General Recalls Post-War Collapse in Iraq

Retired Lt. Gen. Ricardo Sanchez says Rumsfeld claimed ignorance of plans.

ByABC News
May 7, 2008, 12:56 PM

May 7, 2008 — -- The former top commander of coalition forces in Iraq accuses the Bush administration in a new book of "gross incompetence and dereliction of duty" that resulted in the wounding and killing of thousands of American soldiers.

Lt. Gen. Ricardo Sanchez's "Wiser in Battle" is the latest addition to the already crowded genre of books by major figures in the Iraq War, from Gen. Tommy Franks to Ambassador Paul Bremer.

Like the others, Sanchez's book points plenty of fingers and includes few mea culpas. He expanded on those themes in an interview with ABCNEWS.com.

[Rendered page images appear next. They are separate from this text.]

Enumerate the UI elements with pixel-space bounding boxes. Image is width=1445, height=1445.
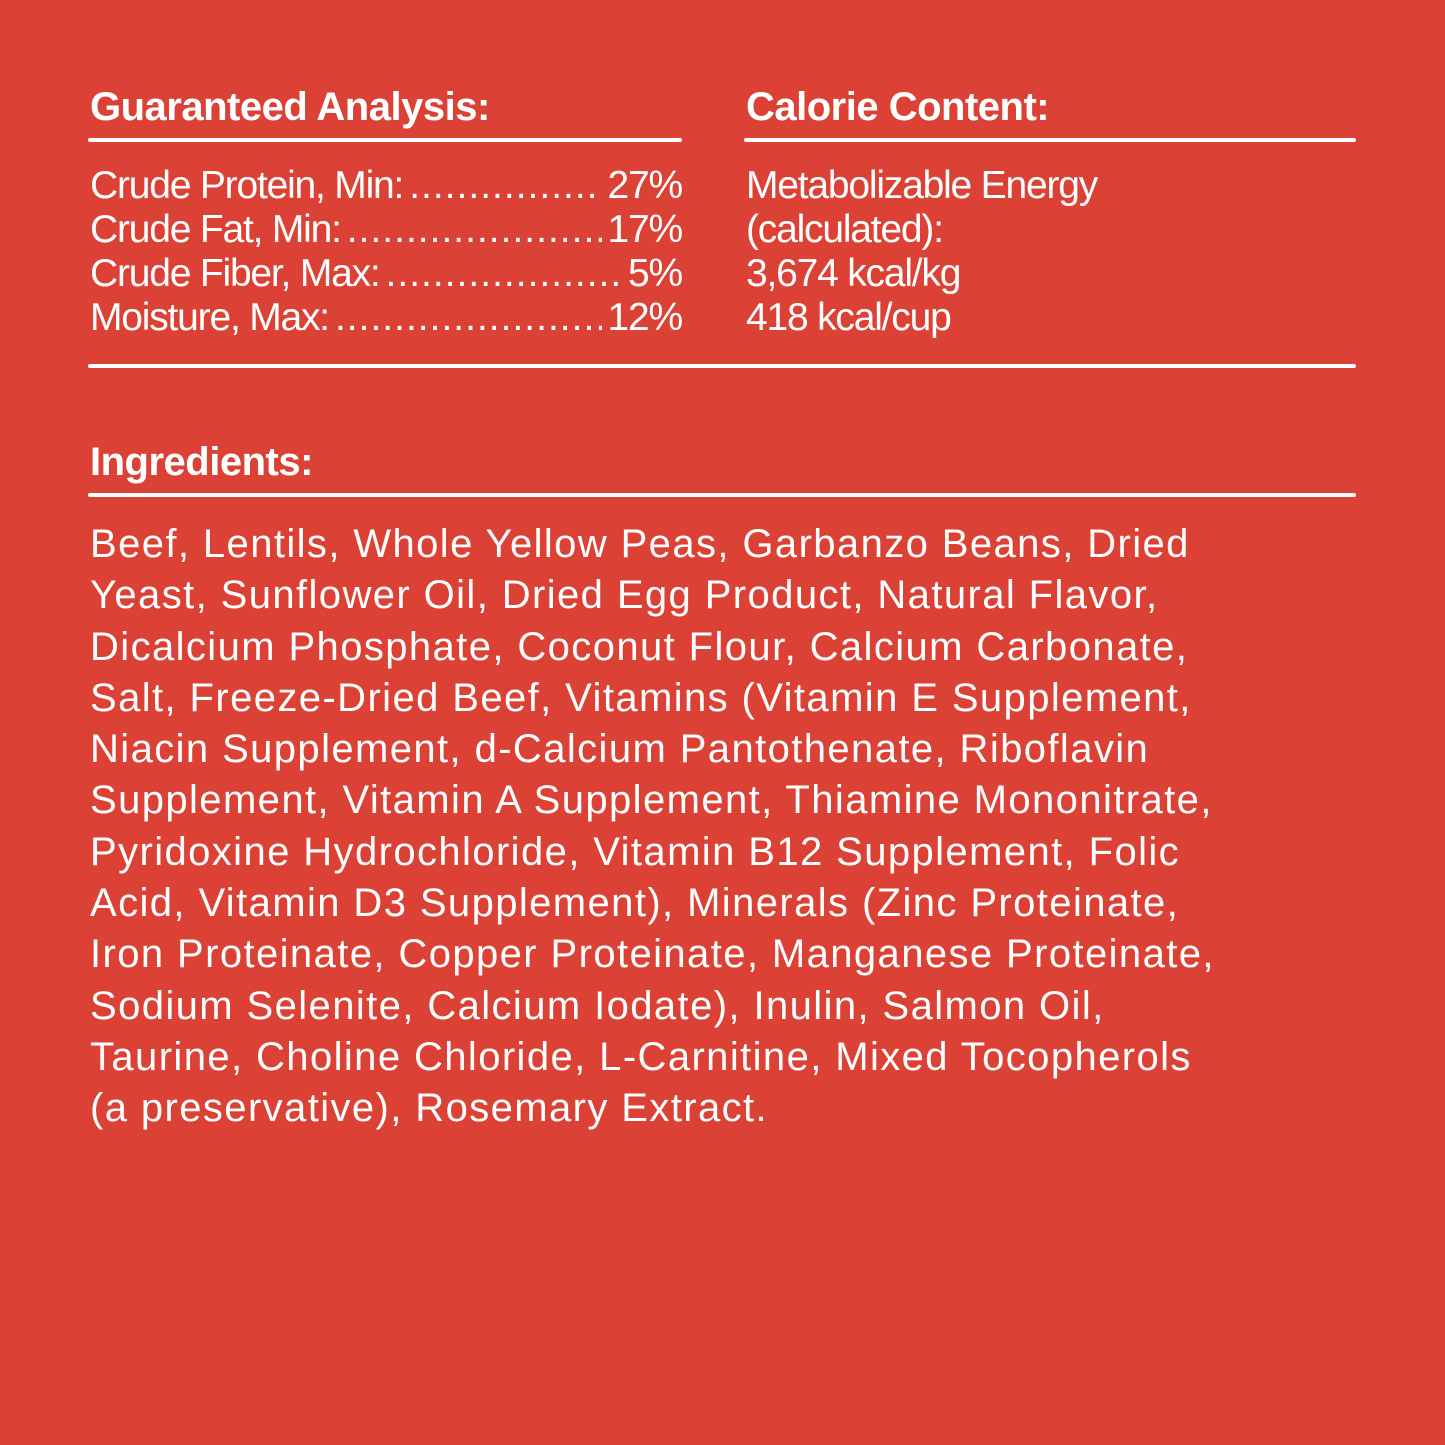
calorie-line: 3,674 kcal/kg (746, 252, 961, 295)
analysis-row: Moisture, Max: 12% (90, 296, 684, 340)
ingredients-line: Sodium Selenite, Calcium Iodate), Inulin… (90, 983, 1105, 1028)
ingredients-line: Taurine, Choline Chloride, L-Carnitine, … (90, 1034, 1192, 1079)
analysis-label: Crude Protein, Min: (90, 164, 404, 207)
ingredients-line: Dicalcium Phosphate, Coconut Flour, Calc… (90, 624, 1189, 669)
section-divider (88, 364, 1356, 368)
calorie-line: 418 kcal/cup (746, 296, 952, 339)
ingredients-line: Iron Proteinate, Copper Proteinate, Mang… (90, 932, 1215, 977)
guaranteed-analysis-section: Guaranteed Analysis: Crude Protein, Min:… (88, 82, 684, 340)
ingredients-line: (a preservative), Rosemary Extract. (90, 1086, 769, 1131)
analysis-row: Crude Protein, Min: 27% (90, 164, 684, 208)
ingredients-line: Acid, Vitamin D3 Supplement), Minerals (… (90, 881, 1180, 926)
analysis-label: Moisture, Max: (90, 296, 330, 339)
calorie-content-section: Calorie Content: Metabolizable Energy (c… (744, 82, 1356, 340)
divider (88, 493, 1356, 497)
calorie-content-title: Calorie Content: (746, 85, 1050, 129)
analysis-row: Crude Fiber, Max: 5% (90, 252, 683, 296)
ingredients-line: Niacin Supplement, d-Calcium Pantothenat… (90, 727, 1150, 772)
ingredients-line: Beef, Lentils, Whole Yellow Peas, Garban… (90, 522, 1190, 566)
analysis-value: 17% (607, 208, 684, 251)
ingredients-section: Ingredients: Beef, Lentils, Whole Yellow… (88, 437, 1360, 1135)
analysis-label: Crude Fiber, Max: (90, 252, 381, 295)
analysis-value: 12% (607, 296, 684, 339)
divider (744, 138, 1356, 142)
dot-leader (409, 164, 601, 208)
analysis-row: Crude Fat, Min: 17% (90, 208, 684, 252)
guaranteed-analysis-title: Guaranteed Analysis: (90, 85, 490, 129)
divider (88, 138, 682, 142)
calorie-line: (calculated): (746, 208, 944, 251)
dot-leader (386, 252, 622, 296)
analysis-label: Crude Fat, Min: (90, 208, 342, 251)
ingredients-line: Supplement, Vitamin A Supplement, Thiami… (90, 778, 1213, 823)
analysis-value: 27% (607, 164, 684, 207)
ingredients-line: Salt, Freeze-Dried Beef, Vitamins (Vitam… (90, 675, 1192, 720)
analysis-value: 5% (628, 252, 683, 295)
ingredients-text: Beef, Lentils, Whole Yellow Peas, Garban… (90, 519, 1360, 1135)
ingredients-title: Ingredients: (90, 440, 313, 484)
dot-leader (347, 208, 602, 252)
dot-leader (335, 296, 602, 340)
ingredients-line: Pyridoxine Hydrochloride, Vitamin B12 Su… (90, 829, 1181, 874)
calorie-line: Metabolizable Energy (746, 164, 1098, 207)
ingredients-line: Yeast, Sunflower Oil, Dried Egg Product,… (90, 573, 1159, 618)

Although he presided over a period of increasing insurgent attacks and the Abu Ghraib scandal, Sanchez blames the Pentagon and former Defense Secretary Donald Rumsfeld for not implementing a post-war plan that could have helped stabilize Iraq.

There actually was a 12- to 18-month plan for post-invasion operations to stabilize Iraq, Sanchez says, but he claims it was abandoned, and the Central Command staff who oversaw the invasion were allowed to leave the country. And incredibly, when confronted, Rumsfeld claimed to be unaware that his top command had left Iraq.

"That decision set up the United States for a failed first year in Iraq. There is no question about it. And I was supposed to believe that neither the Secretary of Defense nor anybody above him knew anything about it? Impossible."

Sanchez recalls confronting Rumsfeld during a 2006 meeting, who responded that he was "dumbfounded" to learn that the senior leaders had left Iraq and that Sanchez was in charge.

"'Well, how could we have done that?' said Rumseld in an agitated, but adamant, tone. 'I knew nothing about it.'"

Sanchez writes that it was "clearly a pattern on the Secretary's part, and now I recognized it. Bring in the top-level leaders. Profess total ignorance … In essence, Rumsfeld was covering his rear. He was setting up his chain of denials should his actions ever be questioned."

Rumsfeld was not available for comment.

Though Sanchez came under fire because he was aware of problems at Abu Ghraib and issued memos authorizing the use of such interrogation techniques as environmental manipulation and disrupting sleep patterns, Sanchez blames the Pentagon.

"The fact is those memos are put together to constrain that totally unconstrained approach … we outlined a list of interrogation approaches that are unquestionably determined by lawyers in my command to be acceptable," Sanchez tells ABCNEWS.com.